One thing I can remember doing as a kid on warm and sunny autumn days is lying on my back in my parents’ backyard and watching the clouds and jets go by in the blue sky. I think this image might be something to hold onto as a way of appreciating the moment and not allowing every minute of the day to get filled up despite our return to fuller event calendars after the summer hiatus. However, that is one thing that does concern me—no matter what time of year it is, the pace of life doesn’t seem to slow down!
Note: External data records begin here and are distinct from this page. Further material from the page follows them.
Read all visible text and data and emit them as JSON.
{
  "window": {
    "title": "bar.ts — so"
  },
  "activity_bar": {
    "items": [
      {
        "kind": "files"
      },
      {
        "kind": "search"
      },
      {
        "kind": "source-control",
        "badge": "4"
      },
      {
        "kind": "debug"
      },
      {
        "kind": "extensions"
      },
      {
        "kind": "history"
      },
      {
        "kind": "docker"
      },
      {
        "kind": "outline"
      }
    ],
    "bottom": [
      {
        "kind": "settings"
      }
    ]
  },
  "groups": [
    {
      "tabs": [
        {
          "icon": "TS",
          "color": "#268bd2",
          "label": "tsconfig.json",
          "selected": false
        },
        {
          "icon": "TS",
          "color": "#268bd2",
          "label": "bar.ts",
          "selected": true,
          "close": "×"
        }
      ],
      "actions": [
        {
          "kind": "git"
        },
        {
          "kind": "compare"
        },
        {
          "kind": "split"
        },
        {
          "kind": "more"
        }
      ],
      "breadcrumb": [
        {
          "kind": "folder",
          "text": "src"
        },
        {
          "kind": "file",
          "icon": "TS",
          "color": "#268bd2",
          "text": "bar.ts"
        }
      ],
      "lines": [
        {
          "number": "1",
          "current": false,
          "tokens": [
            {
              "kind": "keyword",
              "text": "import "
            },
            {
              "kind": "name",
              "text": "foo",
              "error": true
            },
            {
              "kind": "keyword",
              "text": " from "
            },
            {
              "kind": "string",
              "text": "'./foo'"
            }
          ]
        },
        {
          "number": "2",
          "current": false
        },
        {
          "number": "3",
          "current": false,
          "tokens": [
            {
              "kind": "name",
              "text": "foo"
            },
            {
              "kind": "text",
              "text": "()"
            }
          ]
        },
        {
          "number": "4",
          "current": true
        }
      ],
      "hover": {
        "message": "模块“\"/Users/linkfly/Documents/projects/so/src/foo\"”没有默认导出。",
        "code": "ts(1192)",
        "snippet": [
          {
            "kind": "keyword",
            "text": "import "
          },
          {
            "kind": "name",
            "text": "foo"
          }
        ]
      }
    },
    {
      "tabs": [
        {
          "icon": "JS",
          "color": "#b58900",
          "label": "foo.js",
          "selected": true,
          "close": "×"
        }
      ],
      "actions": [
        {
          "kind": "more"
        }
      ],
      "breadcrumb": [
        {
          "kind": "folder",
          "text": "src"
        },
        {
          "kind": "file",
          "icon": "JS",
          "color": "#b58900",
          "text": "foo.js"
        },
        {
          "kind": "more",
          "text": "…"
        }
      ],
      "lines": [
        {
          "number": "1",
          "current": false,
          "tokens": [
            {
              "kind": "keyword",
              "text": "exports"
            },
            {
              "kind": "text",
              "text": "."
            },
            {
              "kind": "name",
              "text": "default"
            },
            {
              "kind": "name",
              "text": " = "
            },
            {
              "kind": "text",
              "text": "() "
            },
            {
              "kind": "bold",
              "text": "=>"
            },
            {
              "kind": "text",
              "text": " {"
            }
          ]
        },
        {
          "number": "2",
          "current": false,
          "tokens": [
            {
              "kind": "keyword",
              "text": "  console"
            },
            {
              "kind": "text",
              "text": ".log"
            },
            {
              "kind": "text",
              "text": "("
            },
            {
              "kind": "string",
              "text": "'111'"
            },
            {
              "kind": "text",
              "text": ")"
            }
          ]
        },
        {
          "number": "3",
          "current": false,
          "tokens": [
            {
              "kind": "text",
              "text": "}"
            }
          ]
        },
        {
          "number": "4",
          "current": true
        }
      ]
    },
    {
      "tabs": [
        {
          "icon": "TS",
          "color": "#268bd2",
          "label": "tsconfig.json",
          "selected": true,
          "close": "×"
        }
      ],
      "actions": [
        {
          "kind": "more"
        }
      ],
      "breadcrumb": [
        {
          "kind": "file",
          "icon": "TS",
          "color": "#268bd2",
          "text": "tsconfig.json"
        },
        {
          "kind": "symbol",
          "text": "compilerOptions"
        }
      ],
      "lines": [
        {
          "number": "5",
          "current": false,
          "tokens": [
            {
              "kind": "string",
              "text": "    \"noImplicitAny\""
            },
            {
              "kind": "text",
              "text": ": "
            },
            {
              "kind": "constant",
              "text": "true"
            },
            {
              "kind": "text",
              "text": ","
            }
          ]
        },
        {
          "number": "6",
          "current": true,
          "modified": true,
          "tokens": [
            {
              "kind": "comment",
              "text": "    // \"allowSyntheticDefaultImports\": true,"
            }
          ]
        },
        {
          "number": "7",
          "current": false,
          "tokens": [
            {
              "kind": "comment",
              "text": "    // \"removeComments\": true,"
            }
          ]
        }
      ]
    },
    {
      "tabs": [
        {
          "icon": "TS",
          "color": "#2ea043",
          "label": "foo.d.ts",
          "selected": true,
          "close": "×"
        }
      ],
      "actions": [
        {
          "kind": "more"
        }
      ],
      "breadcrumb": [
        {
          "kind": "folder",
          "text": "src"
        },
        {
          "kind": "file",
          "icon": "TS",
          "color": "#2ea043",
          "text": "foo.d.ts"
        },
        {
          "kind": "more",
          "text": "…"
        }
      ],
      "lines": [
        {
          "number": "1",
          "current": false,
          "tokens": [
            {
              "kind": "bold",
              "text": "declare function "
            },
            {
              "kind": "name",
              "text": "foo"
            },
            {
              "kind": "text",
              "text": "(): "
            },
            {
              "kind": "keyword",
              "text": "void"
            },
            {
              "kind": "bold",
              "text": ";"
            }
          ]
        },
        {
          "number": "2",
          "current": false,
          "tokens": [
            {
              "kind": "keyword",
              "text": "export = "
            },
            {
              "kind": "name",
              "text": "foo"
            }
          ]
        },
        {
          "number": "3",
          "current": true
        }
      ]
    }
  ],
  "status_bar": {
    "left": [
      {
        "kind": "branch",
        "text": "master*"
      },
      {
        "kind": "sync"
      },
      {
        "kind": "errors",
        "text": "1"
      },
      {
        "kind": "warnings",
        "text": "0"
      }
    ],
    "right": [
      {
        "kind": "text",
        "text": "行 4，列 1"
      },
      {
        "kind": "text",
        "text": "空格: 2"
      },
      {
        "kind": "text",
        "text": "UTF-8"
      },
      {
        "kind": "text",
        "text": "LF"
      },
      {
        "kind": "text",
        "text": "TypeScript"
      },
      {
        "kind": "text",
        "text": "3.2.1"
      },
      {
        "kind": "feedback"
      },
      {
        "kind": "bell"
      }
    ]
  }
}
It wasn’t always that way. Change of seasons, especially north of the Mason-Dixon line, used to mean a change of activities and maybe even a bit of hibernation. Certainly from nature, we can see how such practices could help recharge one’s life. Nowadays, however, the operative word is “accessibility.” I can’t help but wonder if the fatigue many feel in their lives (including me) is a result of feeling always “on call” without the necessary “down time.” It certainly doesn’t help that we have become a society seeking instant availability and answers while not always giving people time to think things through.
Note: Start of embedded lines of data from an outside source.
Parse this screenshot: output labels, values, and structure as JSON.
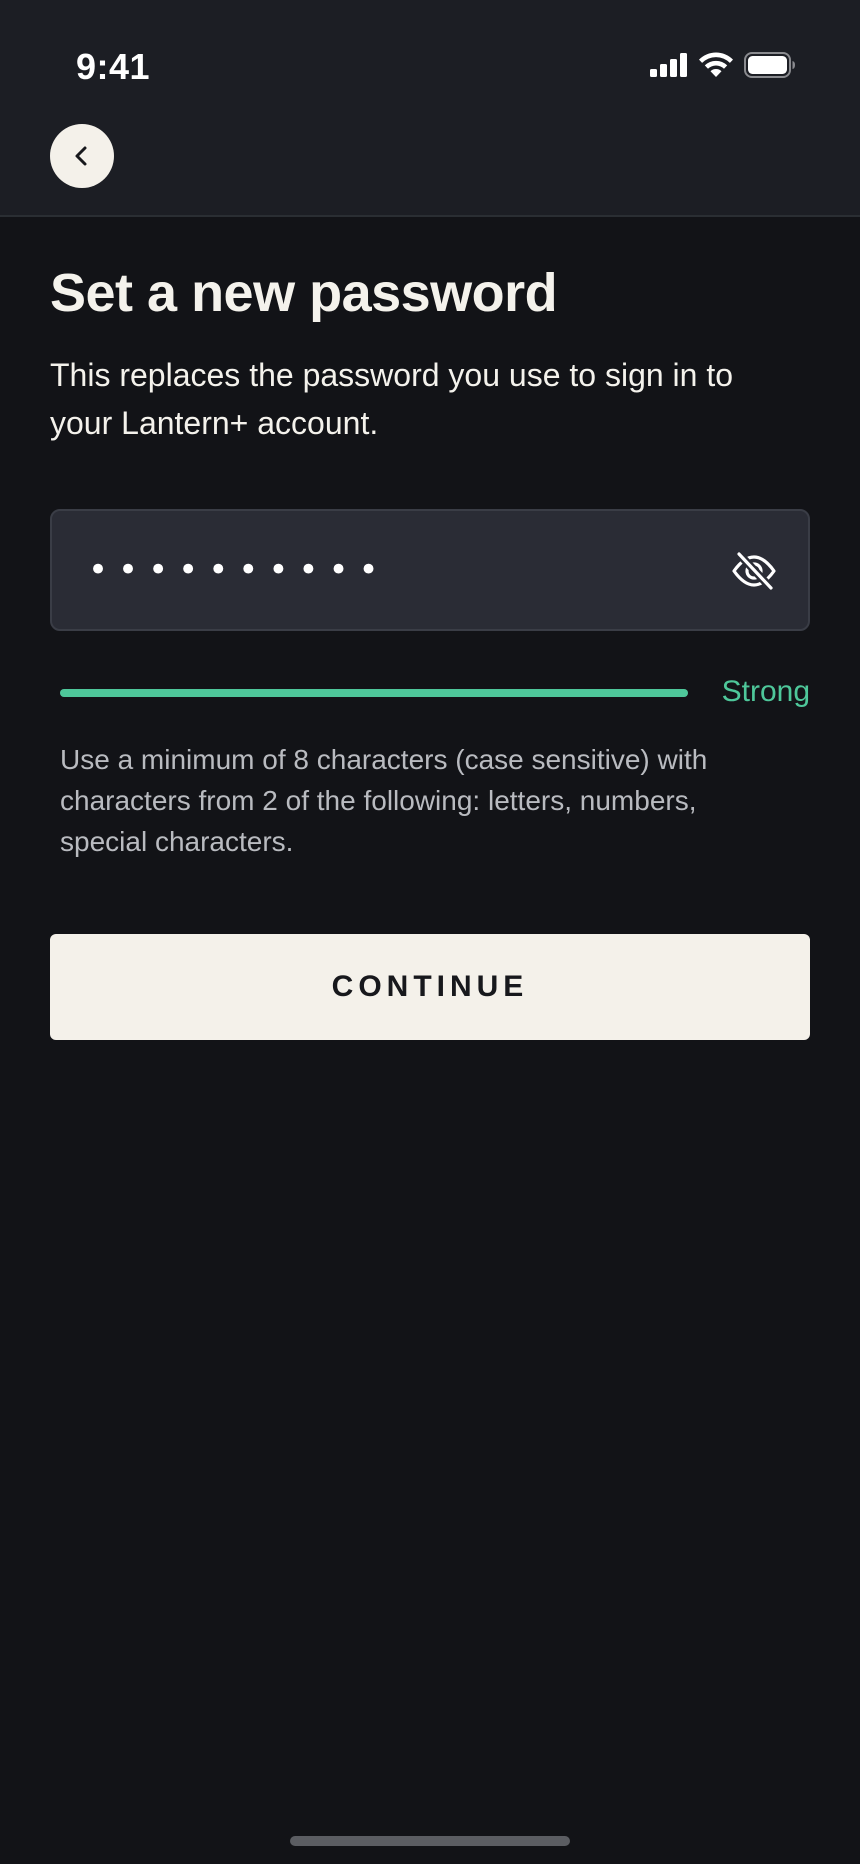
{
  "status_bar": {
    "time": "9:41",
    "icons": [
      "cellular-signal-icon",
      "wifi-icon",
      "battery-icon"
    ]
  },
  "nav": {
    "back_icon": "chevron-left-icon"
  },
  "page": {
    "title": "Set a new password",
    "subtitle": "This replaces the password you use to sign in to your Lantern+ account."
  },
  "password": {
    "value": "••••••••••",
    "toggle_icon": "eye-off-icon",
    "strength_label": "Strong",
    "strength_fraction": 1.0,
    "hint": "Use a minimum of 8 characters (case sensitive) with characters from 2 of the following: letters, numbers, special characters."
  },
  "actions": {
    "continue_label": "CONTINUE"
  },
  "colors": {
    "background": "#121317",
    "header": "#1c1e24",
    "field": "#2a2c35",
    "accent_strength": "#4ec79a",
    "button": "#f4f1ea"
  }
}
As I have been reflecting on the life and ministry of Jesus, I have come to see that (1) even he tried to get away from the crowds and rat race of life when he went by himself to an “out of the way place” or got into a boat with the hopes he wouldn’t be followed; and (2) even when “everybody was looking for him,” Jesus couldn’t meet everyone’s need, but he did what he could and then relied on others to pick up the mission and share the load.

I think that is what is percolating in my mind these days as we move forward to the preparatory stages for both the Synod of Bishops in Rome and for our own Diocesan Synod: “How can we help one another share the load and continue the mission Jesus left his disciples with, in the world?”
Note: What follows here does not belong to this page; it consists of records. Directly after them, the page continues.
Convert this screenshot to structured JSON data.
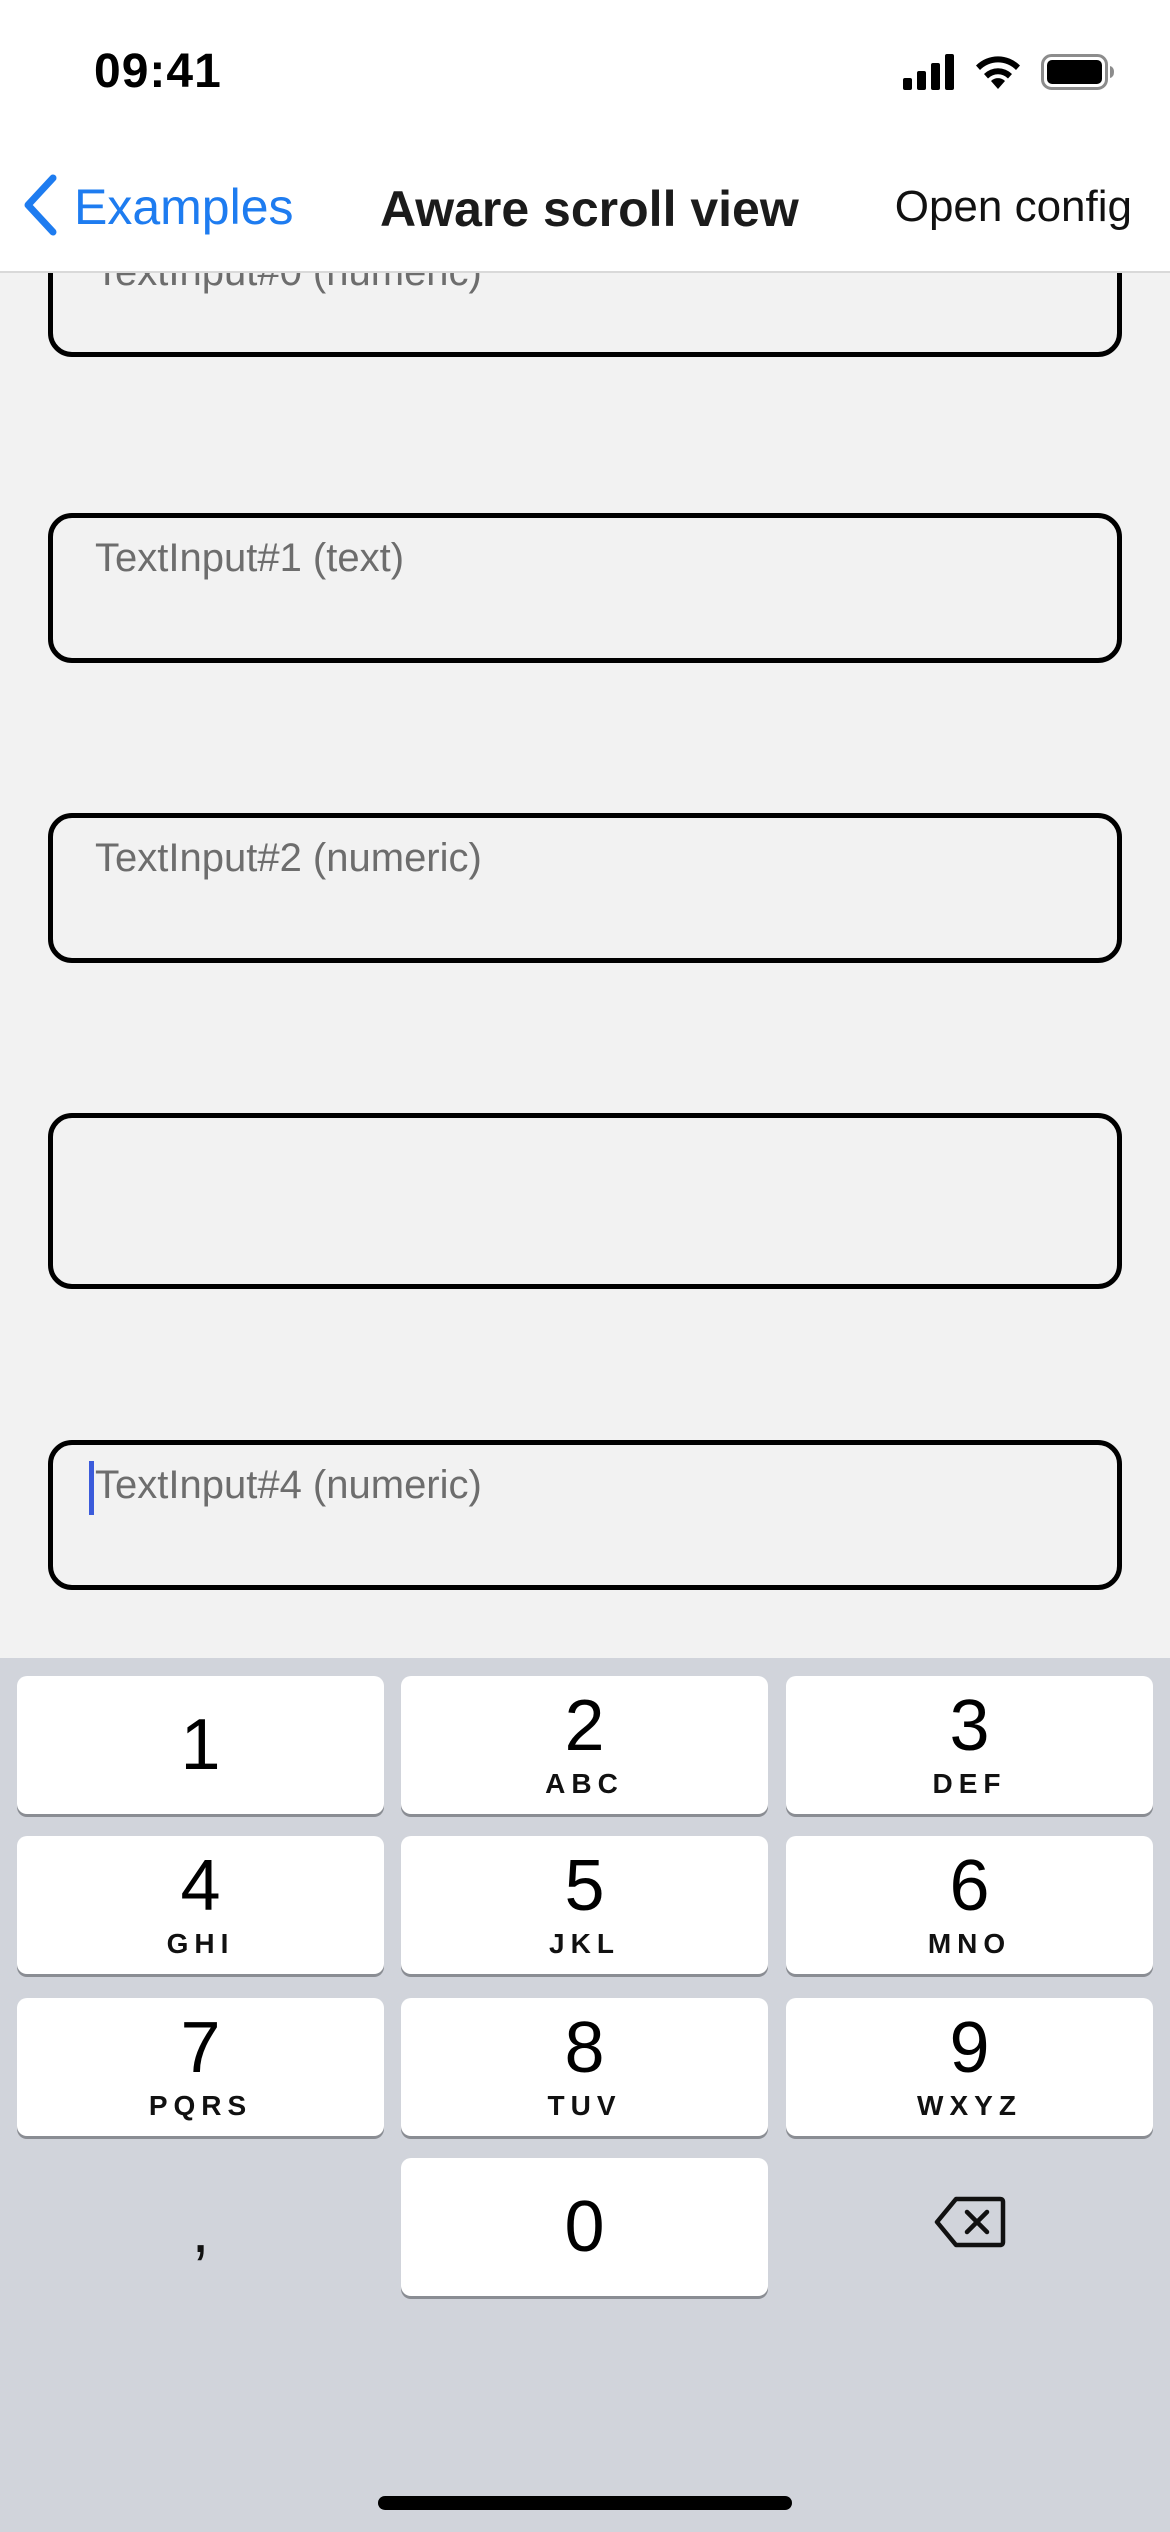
{
  "status_bar": {
    "time": "09:41",
    "icons": [
      "cellular-signal-icon",
      "wifi-icon",
      "battery-icon"
    ]
  },
  "nav": {
    "back_label": "Examples",
    "title": "Aware scroll view",
    "right_action": "Open config"
  },
  "inputs": [
    {
      "placeholder": "TextInput#0 (numeric)",
      "focused": false
    },
    {
      "placeholder": "TextInput#1 (text)",
      "focused": false
    },
    {
      "placeholder": "TextInput#2 (numeric)",
      "focused": false
    },
    {
      "placeholder": "",
      "focused": false
    },
    {
      "placeholder": "TextInput#4 (numeric)",
      "focused": true
    }
  ],
  "keyboard": {
    "keys": [
      {
        "digit": "1",
        "letters": ""
      },
      {
        "digit": "2",
        "letters": "ABC"
      },
      {
        "digit": "3",
        "letters": "DEF"
      },
      {
        "digit": "4",
        "letters": "GHI"
      },
      {
        "digit": "5",
        "letters": "JKL"
      },
      {
        "digit": "6",
        "letters": "MNO"
      },
      {
        "digit": "7",
        "letters": "PQRS"
      },
      {
        "digit": "8",
        "letters": "TUV"
      },
      {
        "digit": "9",
        "letters": "WXYZ"
      },
      {
        "digit": "0",
        "letters": ""
      }
    ],
    "comma": ",",
    "delete_icon": "backspace-icon"
  },
  "colors": {
    "accent": "#1e7cf0",
    "caret": "#3b5bdb",
    "keyboard_bg": "#d1d4db",
    "screen_bg": "#f2f2f2"
  }
}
I am very much looking forward to “Listening Sessions” that will begin later in October and conclude in the Spring. For me, these sessions will be a time to just listen and receive the collective wisdom of our diocesan family.  From what is learned, with the help of various Diocesan Councils—such as the Diocesan Pastoral Council, the Presbyteral Council, the Council of Deacons, the Council of Religious, etc.—we will begin to formulate the working documents for discussion at the Diocesan Synod. Yet, notice that before we can begin to put forth an agenda, we need a season of listening and reflection.

Servite Sister Joyce Rupp in writing about the season of Autumn in a 2018 reflection titled “Autumn and Impermanence” says:

If we want to be spiritually transformed it is essential to include letting go as part of our journey. Each autumn I now seek inspiration from those dying leaves gathering in ever deeper layers on the ground. As the trees let go of what enabled them to sip of the nourishing rays of summer sun, their falling leaves will eventually become a rich humus to nourish spring’s greening growth. If I stay open to the inner and outer changes that naturally arise, (if I dance more and drag my feet less about impermanence), my life can be a nourishing source for personal and world transformation.

This is my goal and mission as we enter the month of September and the Fall season: to seek renewed inspiration from a new season of life. That is also my prayer for our Diocesan Church—that the coming weeks and months will find us heeding the advice found in last Sunday’s second reading from the Letter of James: “Humbly welcome the word that has been planted in you and…be doers of the word and not hearers only” (Jas. 1:21b-22).

And so we pray:

O Lord, please open my eyes to see more of You.

I know You are here. I know You love us.

O Lord, let me know Your love deeply

in my heart, and not only in my mind.

O Lord, please hold my faith together

and keep me hoping, believing,

expecting good things from You,

because You are faithful, almighty and good.